Ravel, C.P.E. Bach 2017

Ravel, C.P.E. Bach 2017

March 6 2017.  Ravel and more.  The ever popular Maurice Ravel was born on March 7th of 1875.  He’s a favorite both with performers (in our library we have about 150 recordings) and with listeners (for the different interpretations of La Valse more so than for any other of Maurice RavelRavel’s compositions).  He started as a younger contemporary of Debussy, 13 years his senior, and lived into the era dominated by Stravinsky and Schoenberg.  One of Ravel’s first serious pieces was Pavane pour une infante défunte (Pavane for a dead princess), a piano composition written in 1899 while he was still studying at the Paris Conservatory (his composition teacher was Gabriel Fauré).  Here it is, played by the American pianist Bill-John Newbrough.  In 1910 Ravel created an orchestral version, which can be heard as often as the original piano work.  One of the Ravel’s last compositions was a song cycle Don Quichotte à Dulcinée, from 1932-33.  It was written on the texts by the writer Paul Morand.  Morand, born in 1888, was a good friend of Marcel Proust.  Proust was half-Jewish, some of his friend were Jewish but some – anti-Dreyfusards and anti-Semites; unfortunately, Morand belonged to the latter group.  In the late 1930s Morand became close to the anti-Semitic Action française, and later, during the War, to the Vichy government.  Speaking of Proust, it’s interesting that he admired Debussy (he heard Pelléas et Mélisande several times on his Théâtrophone, an ingenious device that allowed the owner to listen to live opera or theatrical performances over the phone) but practically never mentioned Ravel.  One explanation may be that Reynaldo Hahn, a noted composer and one of Proust’s closest friends, was rather critical of Ravel’s work.  Here’s Chanson Romanesque from Don Quichotte with Dietrich Fischer-Dieskau.   Karl Engel is on the piano.

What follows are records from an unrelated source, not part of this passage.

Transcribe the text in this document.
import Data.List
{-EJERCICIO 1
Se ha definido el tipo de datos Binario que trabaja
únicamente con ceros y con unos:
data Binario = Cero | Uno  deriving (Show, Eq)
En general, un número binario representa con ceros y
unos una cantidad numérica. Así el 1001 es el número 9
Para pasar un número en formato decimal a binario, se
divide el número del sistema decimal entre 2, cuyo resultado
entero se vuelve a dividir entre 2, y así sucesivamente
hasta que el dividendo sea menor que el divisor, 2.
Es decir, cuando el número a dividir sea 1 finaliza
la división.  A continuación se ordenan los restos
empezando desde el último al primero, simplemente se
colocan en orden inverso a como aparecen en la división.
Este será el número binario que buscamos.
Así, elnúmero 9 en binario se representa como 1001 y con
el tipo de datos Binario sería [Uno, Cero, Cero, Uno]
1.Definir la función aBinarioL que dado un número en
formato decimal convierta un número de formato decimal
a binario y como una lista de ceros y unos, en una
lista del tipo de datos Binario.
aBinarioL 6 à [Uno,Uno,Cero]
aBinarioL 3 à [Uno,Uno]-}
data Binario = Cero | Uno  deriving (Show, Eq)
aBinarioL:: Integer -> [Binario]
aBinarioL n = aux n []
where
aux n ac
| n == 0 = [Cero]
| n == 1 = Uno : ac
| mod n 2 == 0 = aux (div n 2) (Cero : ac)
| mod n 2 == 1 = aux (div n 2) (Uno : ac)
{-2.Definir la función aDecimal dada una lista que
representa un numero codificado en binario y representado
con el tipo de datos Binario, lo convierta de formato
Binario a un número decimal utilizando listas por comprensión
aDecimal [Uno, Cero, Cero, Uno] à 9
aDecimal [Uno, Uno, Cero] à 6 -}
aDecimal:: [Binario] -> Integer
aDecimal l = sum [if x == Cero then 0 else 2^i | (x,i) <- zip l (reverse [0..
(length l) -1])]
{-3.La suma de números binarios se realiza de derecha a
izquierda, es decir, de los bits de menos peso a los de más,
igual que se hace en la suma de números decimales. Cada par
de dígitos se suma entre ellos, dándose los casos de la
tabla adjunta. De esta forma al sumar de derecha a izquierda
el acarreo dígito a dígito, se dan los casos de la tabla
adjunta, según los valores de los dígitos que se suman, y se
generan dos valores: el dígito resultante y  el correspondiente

When Mozart said that "Bach is the father, we are the children,” he didn’t mean Johann Sebastian Bach, he meant his second son, Carl Philipp Emanuel Bach.  It may be surprising to us, but during Mozart’s time, C.P.E. Bach’s reputation was held in higher esteem than his father’s.  Carl Philipp Emanuel, whose second name came from his godfather, Georg Philipp Telemann, was born on March 8th of 1714 in Weimar, where his father served as the organist and Konzertmeister at the court of dukes of Saxe-Weimar.  From 1738 and for the following 30 years, Emanuel, as he was known to his contemporaries, served in Berlin at the court of Crown Prince Frederick of Prussia, who in 1740 was crowned as King Frederick II (the Great).  Emanuel was allowed to leave in 1768 to succeed his godfather Telemann as music director in Hamburg.  In 1769 Emanuel wrote The Israelites in the Desert, an oratorio considered to be his masterpiece.  Five years later he wrote another oratorio, Die Auferstehung und Himmelfahrt Jesu (The Resurrection and Ascension of Jesus).  The libretto was by one Karl Wilhelm Ramler written in 1760, and that same year the prolific Telemann used it for an oratorio of his own.  C.P.E. Bach’s oratorio is not well known, at least not as well as his Israelites, which is a pity, as it is a marvelous piece.  Here are the first seven episodes of Part I, from the Introduction to the wonderful soprano aria “Wie bang hat dich mein Lied beweint!” (How anxiously my song mourned for you).  The ensemble Rheinische Kantorei is directed by Hermann Max, Martina Lins is the soprano.

Don Carlo Gesualdo, the Czech composer Josef Mysliveček, who lived at approximately the same time as C.P.E. Bach, Samuel Barber and Arthur Honegger were also born this week.  We’ll have to write about them another time.